Sie will, dass Frauen strahlen
Elegant, mit eigenwilligen Akzenten – das ist der Stil von Helga Maria Schatzlmayr-Beck. −F.: Kuhnt
Hofkirchen
Helga Maria Schatzlmayr-Beck (59) entwickelt Mode. Sie nennt das nicht schneidern, entwerfen oder designen – sie nennt es entwickeln. Warum, das offenbart ein Besuch in ihrer Manufaktur in Leithen bei Hofkirchen. Keine Ständer mit Stoffballen, kein Werkstatt-Chaos, stattdessen Aufgeräumtheit überall. Bodentiefe Fenster zum Donautal. Viel Licht. Viel Weiß. Viel Raum, um etwas völlig Neues zu kreieren. Ihre Kundinnen sollen von ihren Kleider-Wünschen und -Bedürfnissen erzählen können, ohne dass sie von etwas beeinflusst werden, was schon da ist, sagt Helga Maria Schatzlmayr-Beck.

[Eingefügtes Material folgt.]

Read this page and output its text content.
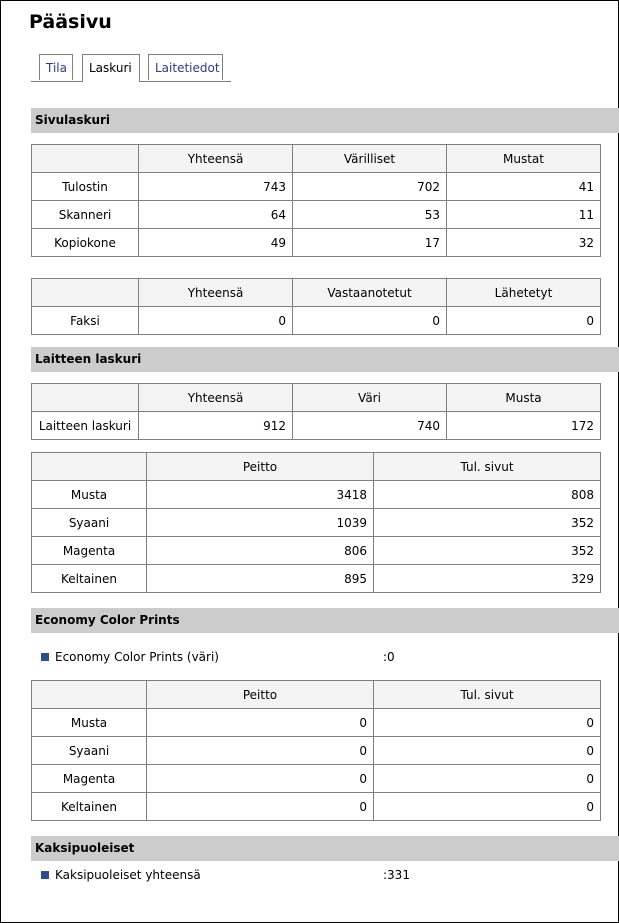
Pääsivu
Tila	Laskuri	Laitetiedot
Sivulaskuri
	Yhteensä	Värilliset	Mustat
Tulostin	743	702	41
Skanneri	64	53	11
Kopiokone	49	17	32
	Yhteensä	Vastaanotetut	Lähetetyt
Faksi	0	0	0
Laitteen laskuri
	Yhteensä	Väri	Musta
Laitteen laskuri	912	740	172
	Peitto	Tul. sivut
Musta	3418	808
Syaani	1039	352
Magenta	806	352
Keltainen	895	329
Economy Color Prints
Economy Color Prints (väri)	:0
	Peitto	Tul. sivut
Musta	0	0
Syaani	0	0
Magenta	0	0
Keltainen	0	0
Kaksipuoleiset
Kaksipuoleiset yhteensä	:331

Wie die Trends der Branche entstehen, hat sie zwar studiert. Ihnen zwangsläufig zu folgen, interessiert sie aber weniger. Sie sieht ihre Aufgabe vielmehr darin, mit ihren Kundinnen einen individuellen Stil zu entwickeln. „Ich filtere immer das Schöne der Schöpfung heraus. In der Natur und auch bei den Menschen. Das will ich betonen. Ich setzte die Schönheit der Frauen in Szene“, erklärt Helga Schatzlmayr-Beck. Das war schon lange ihre Vision. Dass diese Wirklichkeit wird – und noch dazu in Hofkirchen – war in ihrer ersten Lebenshälfte allerdings kaum denkbar.
1961 in Vilshofen geboren, wächst die Tochter eines Architekten und einer kaufmännischen Angestellten zusammen mit vier Geschwistern auf. Durch ihren Vater kommt sie früh in Berührung mit Kunstgeschichte, Formen, Farben, Materialien, mit Schönheit an sich. Mit der Fachhochschulreife in der Tasche schlägt sie sie eine Ausbildung zur Fachlehrerin für Hauswirtschaft und Handarbeit ein, studiert in Nürnberg Pädagogik. Ab 1984 arbeitet sie als Fachlehrerin, heiratet und bekommt zwei Töchter. Sie lebt mit ihrer Familie in Passau. Ihren Kindern ein Zuhause voller Geborgenheit zu geben, ist ihr vorderstes Ziel. Dass ihr Beruf sie nicht mehr erfüllt, dass sie vor Schaufenstern wie angewurzelt stehen bleibt, elektrisiert von der Frage, wie man dieses oder jenes Kleid für verschiedene Frauentypen und Körperformen noch individueller gestalten könnte, beachtet Helga Schatzlmayr lange nicht.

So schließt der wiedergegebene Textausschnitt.